Platform over civiele techniek, ondergrondse infra, energie, bouwmaterieel & bouwmachines
36 miljoen kuub wateropvangen: hoe doen we dat? 
Bovenstrooms vasthouden, zowel ver weg als dichtbij s-‘Hertogenbosch.

36 miljoen kuub wateropvangen: hoe doen we dat? 

Extra maatregelen nodig voor deltalocatie ’s-Hertogenbosch om overstroming te voorkomen

Overstromingen zoals in Limburg (zomer 2021) zijn ook rondom ’s-Hertogenbosch mogelijk. Wat gebeurt er om dat te voorkomen? De waterschappen Aa en Maas en De Dommel slaan de handen ineen. Samen met partners wordt gewerkt aan een pakket maatregelen. Er is een strategie uitgestippeld inclusief concrete oplossingsmogelijkheden. In dit artikel leest u wat er speelt en hoe er werk van wordt gemaakt.

Ingrid Rijkers (links) en Marit Borst (rechts).

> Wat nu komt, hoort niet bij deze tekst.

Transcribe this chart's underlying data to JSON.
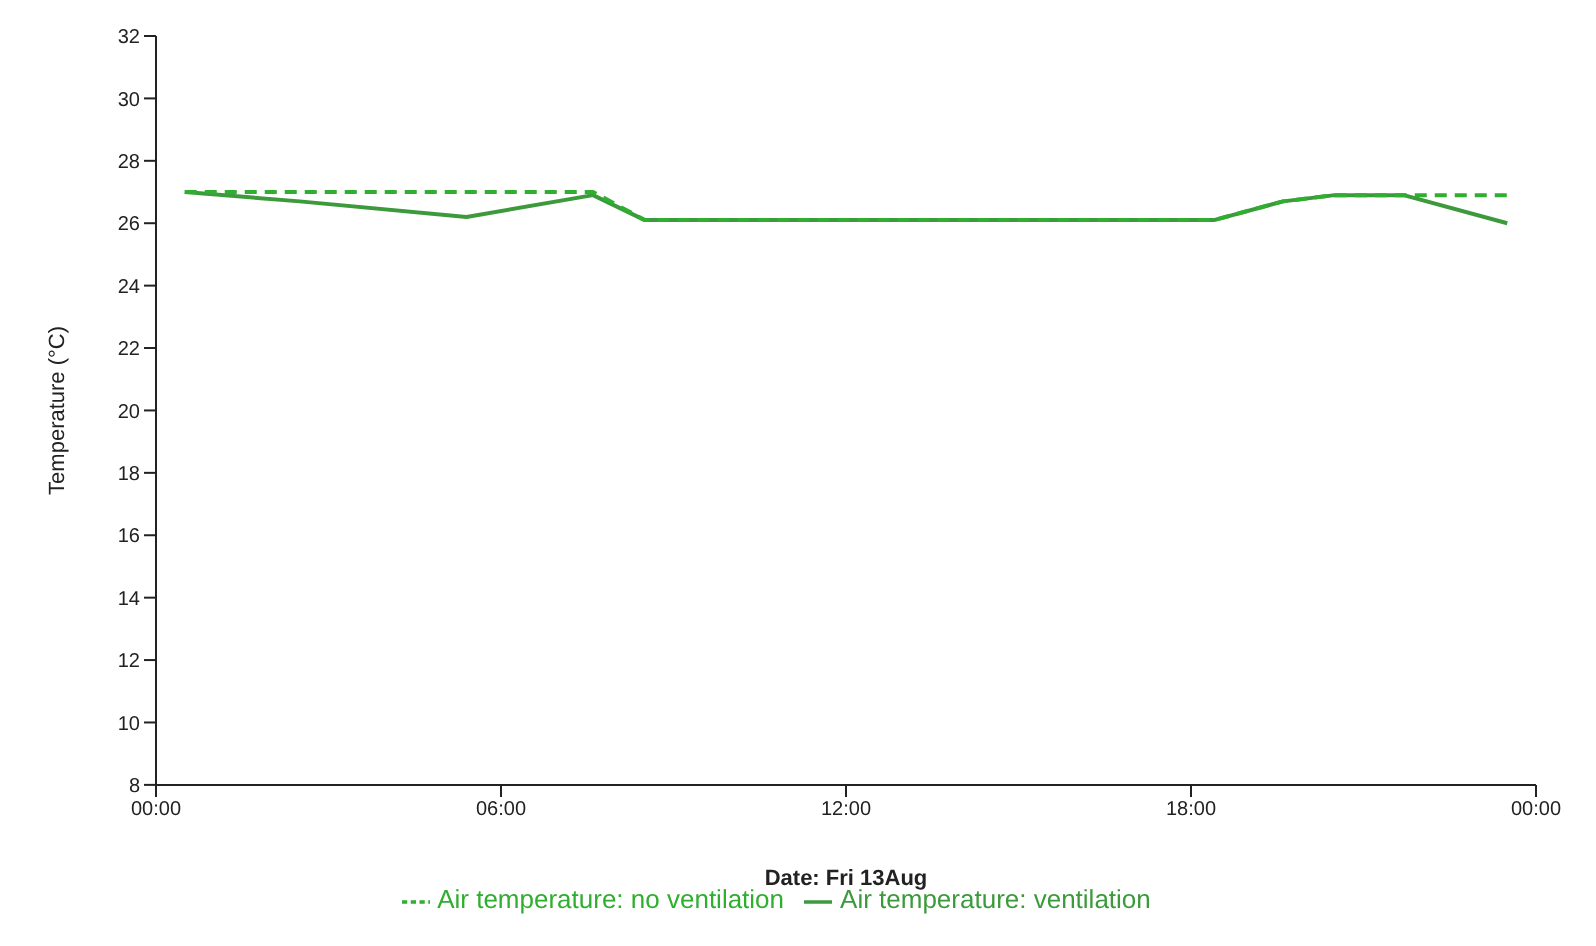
{
  "chart_data": {
    "type": "line",
    "xlabel": "Date: Fri 13Aug",
    "ylabel": "Temperature (°C)",
    "xlim": [
      0,
      24
    ],
    "xticks": [
      {
        "value": 0,
        "label": "00:00"
      },
      {
        "value": 6,
        "label": "06:00"
      },
      {
        "value": 12,
        "label": "12:00"
      },
      {
        "value": 18,
        "label": "18:00"
      },
      {
        "value": 24,
        "label": "00:00"
      }
    ],
    "ylim": [
      8,
      32
    ],
    "yticks": [
      8,
      10,
      12,
      14,
      16,
      18,
      20,
      22,
      24,
      26,
      28,
      30,
      32
    ],
    "grid": false,
    "legend": "bottom",
    "marker": "none",
    "series": [
      {
        "name": "Air temperature: ventilation",
        "color": "#3c9a3c",
        "line_style": "solid",
        "x": [
          0.5,
          2.5,
          5.4,
          7.6,
          8.5,
          12,
          18.4,
          19.6,
          20.5,
          21.7,
          23.5
        ],
        "values": [
          27.0,
          26.7,
          26.2,
          26.9,
          26.1,
          26.1,
          26.1,
          26.7,
          26.9,
          26.9,
          26.0
        ]
      },
      {
        "name": "Air temperature: no ventilation",
        "color": "#2fae2f",
        "line_style": "dashed",
        "x": [
          0.5,
          4,
          7.6,
          8.5,
          12,
          18.4,
          19.6,
          20.5,
          21.7,
          23.5
        ],
        "values": [
          27.0,
          27.0,
          27.0,
          26.1,
          26.1,
          26.1,
          26.7,
          26.9,
          26.9,
          26.9
        ]
      }
    ]
  }
}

Het werkgebied van beide waterschappen omvat in totaal zo’n 240.000 hectare en beslaat een groot deel van Midden- en Oost-Brabant. ‘s-Hertogenbosch is het laagste punt (zo’n 40 meter lager) en fungeert zo als ‘afvoerputje’; al het water vanuit beken en rivieren wil deze kant op.

Marit Borst, directeur Waterschap De Dommel: “Als je de kaart van het stroomgebied van bovenaf bekijkt zie je duidelijk dat ’s-Hertogenbosch in een delta ligt. Alle hoofd- en zijbeken komen hier samen en worden vervolgens op de Maas geloosd (via spuisluis Crèvecoeur en de Bovenlandse sluis – red.). Onder normale omstandigheden kan dit zonder problemen. Ook bij hevige neerslag kan op de Maas gespuid worden. Problemen ontstaan bij combinatie van hevige neerslag (en dus grote afvoer vanuit het regionale watersysteem) en een hoge Maaswaterstand. In die situatie kan er niet of onvoldoende gespuid worden en loopt de waterstand bij ‘s-Hertogenbosch te hoog op waardoor overlast ontstaat. In extreme situaties leidt dit tot overstromingen.” 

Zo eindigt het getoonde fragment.